Il y aurait énormément à dire de la mise en scène brillante, comme les gros plans troublants sur le visage de Phoenix, les zooms sur son corps rachitique, malingre, laid, ces rires gutturaux interminables qu'il tente de retenir, une promiscuité rance avec sa mère qui serait presque incestueuse, des scènes ambivalentes à plusieurs grilles de lecture (l'illusion, les masques, le spectacle sont des grandes thématiques du film qui passent par le plateau de télévision, le poste de télévision, le spectacle, les costumes...).
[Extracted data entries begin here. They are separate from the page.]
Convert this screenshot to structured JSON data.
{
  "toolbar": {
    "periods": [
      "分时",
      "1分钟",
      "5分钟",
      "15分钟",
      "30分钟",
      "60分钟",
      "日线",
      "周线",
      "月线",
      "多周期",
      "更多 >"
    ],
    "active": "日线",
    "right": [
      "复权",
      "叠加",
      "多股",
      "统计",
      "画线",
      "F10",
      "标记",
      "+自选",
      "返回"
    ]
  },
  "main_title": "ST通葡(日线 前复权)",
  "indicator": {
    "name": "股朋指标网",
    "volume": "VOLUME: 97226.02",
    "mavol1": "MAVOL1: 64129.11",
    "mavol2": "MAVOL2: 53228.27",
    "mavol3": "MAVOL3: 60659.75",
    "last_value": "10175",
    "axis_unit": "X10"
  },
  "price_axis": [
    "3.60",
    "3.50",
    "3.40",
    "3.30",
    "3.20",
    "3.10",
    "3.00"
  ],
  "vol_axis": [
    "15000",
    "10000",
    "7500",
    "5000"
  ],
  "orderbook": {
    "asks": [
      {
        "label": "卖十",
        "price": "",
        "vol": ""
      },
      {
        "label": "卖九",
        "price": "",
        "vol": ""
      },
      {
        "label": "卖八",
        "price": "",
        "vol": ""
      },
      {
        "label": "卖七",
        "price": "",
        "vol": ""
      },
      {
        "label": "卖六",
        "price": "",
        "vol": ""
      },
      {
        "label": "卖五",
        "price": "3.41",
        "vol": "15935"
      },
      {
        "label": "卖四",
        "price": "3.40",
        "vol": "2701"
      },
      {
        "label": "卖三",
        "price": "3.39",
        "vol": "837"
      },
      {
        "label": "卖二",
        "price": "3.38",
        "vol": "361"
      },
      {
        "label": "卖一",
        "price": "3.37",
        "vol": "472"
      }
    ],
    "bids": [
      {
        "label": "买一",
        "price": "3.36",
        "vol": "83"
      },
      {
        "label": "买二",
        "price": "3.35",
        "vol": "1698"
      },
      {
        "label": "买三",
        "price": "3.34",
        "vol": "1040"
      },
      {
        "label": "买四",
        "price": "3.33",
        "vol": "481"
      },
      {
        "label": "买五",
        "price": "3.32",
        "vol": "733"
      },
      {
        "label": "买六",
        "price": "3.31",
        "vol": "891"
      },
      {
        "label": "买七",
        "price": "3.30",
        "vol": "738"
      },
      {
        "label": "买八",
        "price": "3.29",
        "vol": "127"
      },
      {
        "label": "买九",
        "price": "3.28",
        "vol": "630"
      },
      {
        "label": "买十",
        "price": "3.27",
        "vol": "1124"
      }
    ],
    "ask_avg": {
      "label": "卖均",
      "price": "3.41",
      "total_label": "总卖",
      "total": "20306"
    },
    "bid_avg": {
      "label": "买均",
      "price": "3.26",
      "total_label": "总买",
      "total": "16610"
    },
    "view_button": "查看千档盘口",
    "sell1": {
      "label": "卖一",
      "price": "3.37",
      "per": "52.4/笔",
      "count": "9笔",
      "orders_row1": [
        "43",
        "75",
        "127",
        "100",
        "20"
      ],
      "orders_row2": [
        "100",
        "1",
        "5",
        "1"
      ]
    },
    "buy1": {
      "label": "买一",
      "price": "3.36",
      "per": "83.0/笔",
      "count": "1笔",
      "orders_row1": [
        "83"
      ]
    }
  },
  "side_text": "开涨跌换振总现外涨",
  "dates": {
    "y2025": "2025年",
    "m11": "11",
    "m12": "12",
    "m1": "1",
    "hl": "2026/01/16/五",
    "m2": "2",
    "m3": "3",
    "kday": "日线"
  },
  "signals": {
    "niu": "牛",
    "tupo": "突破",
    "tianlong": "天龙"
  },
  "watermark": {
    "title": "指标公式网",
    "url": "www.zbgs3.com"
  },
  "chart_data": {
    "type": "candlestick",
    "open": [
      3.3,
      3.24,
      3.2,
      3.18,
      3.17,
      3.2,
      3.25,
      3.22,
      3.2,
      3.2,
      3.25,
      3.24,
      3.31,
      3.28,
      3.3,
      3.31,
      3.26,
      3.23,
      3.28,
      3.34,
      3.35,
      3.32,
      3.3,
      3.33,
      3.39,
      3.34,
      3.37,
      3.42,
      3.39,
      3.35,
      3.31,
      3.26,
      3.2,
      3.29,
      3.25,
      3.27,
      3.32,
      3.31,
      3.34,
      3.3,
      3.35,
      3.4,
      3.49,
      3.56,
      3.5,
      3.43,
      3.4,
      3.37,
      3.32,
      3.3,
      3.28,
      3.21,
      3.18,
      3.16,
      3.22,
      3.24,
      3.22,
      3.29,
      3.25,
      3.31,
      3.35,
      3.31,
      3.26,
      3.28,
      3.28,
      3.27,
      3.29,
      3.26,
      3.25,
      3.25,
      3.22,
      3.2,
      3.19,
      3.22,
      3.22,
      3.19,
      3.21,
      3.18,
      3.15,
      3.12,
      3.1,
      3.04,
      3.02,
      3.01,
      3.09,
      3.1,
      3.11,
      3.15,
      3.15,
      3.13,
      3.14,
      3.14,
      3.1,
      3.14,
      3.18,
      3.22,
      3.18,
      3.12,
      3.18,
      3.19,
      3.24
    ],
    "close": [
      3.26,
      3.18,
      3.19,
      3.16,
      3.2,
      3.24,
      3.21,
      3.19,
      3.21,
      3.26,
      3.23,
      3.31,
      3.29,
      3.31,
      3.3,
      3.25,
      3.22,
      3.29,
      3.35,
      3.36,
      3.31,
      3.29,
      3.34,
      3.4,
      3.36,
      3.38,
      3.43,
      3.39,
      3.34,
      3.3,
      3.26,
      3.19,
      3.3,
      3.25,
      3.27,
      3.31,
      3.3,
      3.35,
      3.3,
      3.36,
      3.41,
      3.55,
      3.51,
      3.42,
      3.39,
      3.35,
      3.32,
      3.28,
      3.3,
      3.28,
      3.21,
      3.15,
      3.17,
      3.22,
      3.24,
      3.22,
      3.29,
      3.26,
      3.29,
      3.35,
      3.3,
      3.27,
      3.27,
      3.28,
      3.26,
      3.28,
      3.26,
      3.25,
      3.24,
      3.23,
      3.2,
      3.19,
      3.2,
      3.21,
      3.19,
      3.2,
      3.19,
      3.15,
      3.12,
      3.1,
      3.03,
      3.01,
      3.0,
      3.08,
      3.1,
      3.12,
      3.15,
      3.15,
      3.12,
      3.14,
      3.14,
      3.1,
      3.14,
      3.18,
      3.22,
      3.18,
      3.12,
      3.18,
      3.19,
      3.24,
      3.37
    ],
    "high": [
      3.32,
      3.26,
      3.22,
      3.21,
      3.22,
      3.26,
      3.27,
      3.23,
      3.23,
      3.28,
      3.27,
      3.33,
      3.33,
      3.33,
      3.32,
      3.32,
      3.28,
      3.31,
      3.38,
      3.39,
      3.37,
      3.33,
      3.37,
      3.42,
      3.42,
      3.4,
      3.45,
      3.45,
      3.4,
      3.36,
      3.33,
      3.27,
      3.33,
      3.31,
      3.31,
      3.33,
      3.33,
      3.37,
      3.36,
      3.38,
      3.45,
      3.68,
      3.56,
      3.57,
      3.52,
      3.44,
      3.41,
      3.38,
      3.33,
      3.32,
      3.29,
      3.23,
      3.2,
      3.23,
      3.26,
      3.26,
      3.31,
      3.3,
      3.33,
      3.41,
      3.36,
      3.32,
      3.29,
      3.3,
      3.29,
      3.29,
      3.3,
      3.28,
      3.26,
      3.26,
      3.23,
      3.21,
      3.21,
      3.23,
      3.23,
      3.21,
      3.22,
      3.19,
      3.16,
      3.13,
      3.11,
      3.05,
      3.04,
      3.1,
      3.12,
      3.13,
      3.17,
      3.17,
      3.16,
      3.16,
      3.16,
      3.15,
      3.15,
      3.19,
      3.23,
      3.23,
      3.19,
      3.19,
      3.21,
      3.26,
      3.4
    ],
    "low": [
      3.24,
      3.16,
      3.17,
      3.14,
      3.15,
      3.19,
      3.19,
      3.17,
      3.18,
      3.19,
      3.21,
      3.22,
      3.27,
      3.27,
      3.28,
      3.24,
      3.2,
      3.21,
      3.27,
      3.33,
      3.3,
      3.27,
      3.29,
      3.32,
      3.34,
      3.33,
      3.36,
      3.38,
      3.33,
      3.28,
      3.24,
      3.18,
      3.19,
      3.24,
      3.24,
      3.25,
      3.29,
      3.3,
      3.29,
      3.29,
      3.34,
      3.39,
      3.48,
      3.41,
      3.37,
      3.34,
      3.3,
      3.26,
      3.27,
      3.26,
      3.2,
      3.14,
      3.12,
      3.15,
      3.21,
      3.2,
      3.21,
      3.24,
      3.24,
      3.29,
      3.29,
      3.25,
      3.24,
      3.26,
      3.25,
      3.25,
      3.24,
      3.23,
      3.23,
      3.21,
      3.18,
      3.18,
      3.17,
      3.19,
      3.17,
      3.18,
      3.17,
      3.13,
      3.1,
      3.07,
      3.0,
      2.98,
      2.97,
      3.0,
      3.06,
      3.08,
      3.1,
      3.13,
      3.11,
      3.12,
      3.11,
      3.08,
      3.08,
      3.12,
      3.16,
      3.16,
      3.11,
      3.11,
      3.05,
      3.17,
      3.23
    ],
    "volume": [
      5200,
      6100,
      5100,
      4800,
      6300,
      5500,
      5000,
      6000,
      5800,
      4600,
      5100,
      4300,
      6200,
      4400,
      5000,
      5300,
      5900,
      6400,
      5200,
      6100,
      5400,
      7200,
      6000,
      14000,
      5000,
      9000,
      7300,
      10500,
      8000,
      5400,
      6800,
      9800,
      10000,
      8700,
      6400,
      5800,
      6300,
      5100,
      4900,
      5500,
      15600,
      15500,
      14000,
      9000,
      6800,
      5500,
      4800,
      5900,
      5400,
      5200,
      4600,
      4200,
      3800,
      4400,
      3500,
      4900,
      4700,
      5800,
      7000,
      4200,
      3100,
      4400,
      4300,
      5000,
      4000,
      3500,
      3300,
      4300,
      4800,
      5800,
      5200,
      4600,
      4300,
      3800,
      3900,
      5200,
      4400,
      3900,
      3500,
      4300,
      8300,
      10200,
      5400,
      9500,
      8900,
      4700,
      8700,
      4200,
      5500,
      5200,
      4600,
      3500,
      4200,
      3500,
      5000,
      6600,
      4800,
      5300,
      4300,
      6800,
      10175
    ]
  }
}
La scène de danse dans l'escalier est déjà iconique : suite à un meurtre terrible, le Joker est né. Sa descente de l'escalier est sa propre descente aux enfers, contrastant avec l'image du début du film où il monte les escaliers alors qu'il tente de sortir de l'eau. Outre les différentes grilles de lecture, on trouve des aussi des grilles, des barreaux au sens propre, un peu partout, jusque dans l'immeuble du Joker, comme s'il s'agissait d'une prison. Beaucoup de scènes se passent dans la noirceur et des pièces étroites, dérangeant vase clos. La ville est sale, crasseuse et hostile. Les gens sont déshumanisés. Ainsi, les meurtres du Joker sont vus par les classes populaires comme légitimes parce que détachés de toute humanité. Le pacte social est rompu, les digues de la morale aussi.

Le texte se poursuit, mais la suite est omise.